“Next thing you know, you’re going to have your period.”
“Well, I was born a woman. So were most other women. But you had to choose to become one, and work at it.”
Not long ago, I would have debated that point. But I realized that while I was born with a female essence, mind and spirit, I had to make the choice to be a woman—or, more precisely, to live as one.
But it has also meant changes in my milieu. People who were part of my life before I embarked on this journey are no longer with me. They include a friend--who, at one time, was the closest I’d had—who has become bitter and resentful of just about everybody. She extended those feelings toward me because, she believed, I had no right to live as a woman because I never have, and never will, menstruate. (Should I say “never”?) She believed that I was living as a woman in order to take advantage of Affirmative Action and take a job that rightfully belongs to a “real” woman. Actually, she’s not that altruistic: She thinks I’m going to take a job from her. That, of course, is ludicrous because she and I have never applied for the same job—or the same anything else.
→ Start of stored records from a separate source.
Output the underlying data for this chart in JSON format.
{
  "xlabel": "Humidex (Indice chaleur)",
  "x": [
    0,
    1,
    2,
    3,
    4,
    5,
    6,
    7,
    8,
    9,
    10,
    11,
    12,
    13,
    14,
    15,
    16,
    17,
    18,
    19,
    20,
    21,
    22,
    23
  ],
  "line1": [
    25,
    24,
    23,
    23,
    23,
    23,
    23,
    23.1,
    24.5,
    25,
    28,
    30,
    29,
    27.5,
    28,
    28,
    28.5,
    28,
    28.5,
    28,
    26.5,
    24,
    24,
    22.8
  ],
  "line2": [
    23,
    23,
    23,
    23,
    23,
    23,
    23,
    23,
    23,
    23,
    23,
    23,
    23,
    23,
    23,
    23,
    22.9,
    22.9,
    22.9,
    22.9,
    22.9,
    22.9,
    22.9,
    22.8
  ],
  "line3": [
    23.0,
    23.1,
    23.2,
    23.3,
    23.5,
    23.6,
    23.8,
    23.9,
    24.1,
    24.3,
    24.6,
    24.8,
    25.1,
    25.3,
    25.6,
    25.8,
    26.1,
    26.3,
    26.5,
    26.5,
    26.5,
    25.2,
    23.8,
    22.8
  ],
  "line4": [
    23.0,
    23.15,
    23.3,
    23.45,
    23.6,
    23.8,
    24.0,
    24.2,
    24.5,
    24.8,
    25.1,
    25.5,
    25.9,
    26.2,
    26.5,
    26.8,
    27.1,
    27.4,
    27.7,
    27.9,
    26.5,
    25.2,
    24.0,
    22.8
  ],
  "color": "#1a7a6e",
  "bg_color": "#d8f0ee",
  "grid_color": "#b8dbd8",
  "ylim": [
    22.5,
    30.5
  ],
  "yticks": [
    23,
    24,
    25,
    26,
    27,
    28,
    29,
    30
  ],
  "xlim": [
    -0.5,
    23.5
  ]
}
But even if you have the capacity for becoming something, you have to become it. That includes becoming a woman or a man. The vast majority of people who are cisgendered have a head start in becoming the women or men they envision themselves to be. Those of us who are transgendered or intersexed may have to “work at it,” as my gynecologist says. Or, perhaps, we simply have a longer—and sometimes more serpentine or circuitous—road.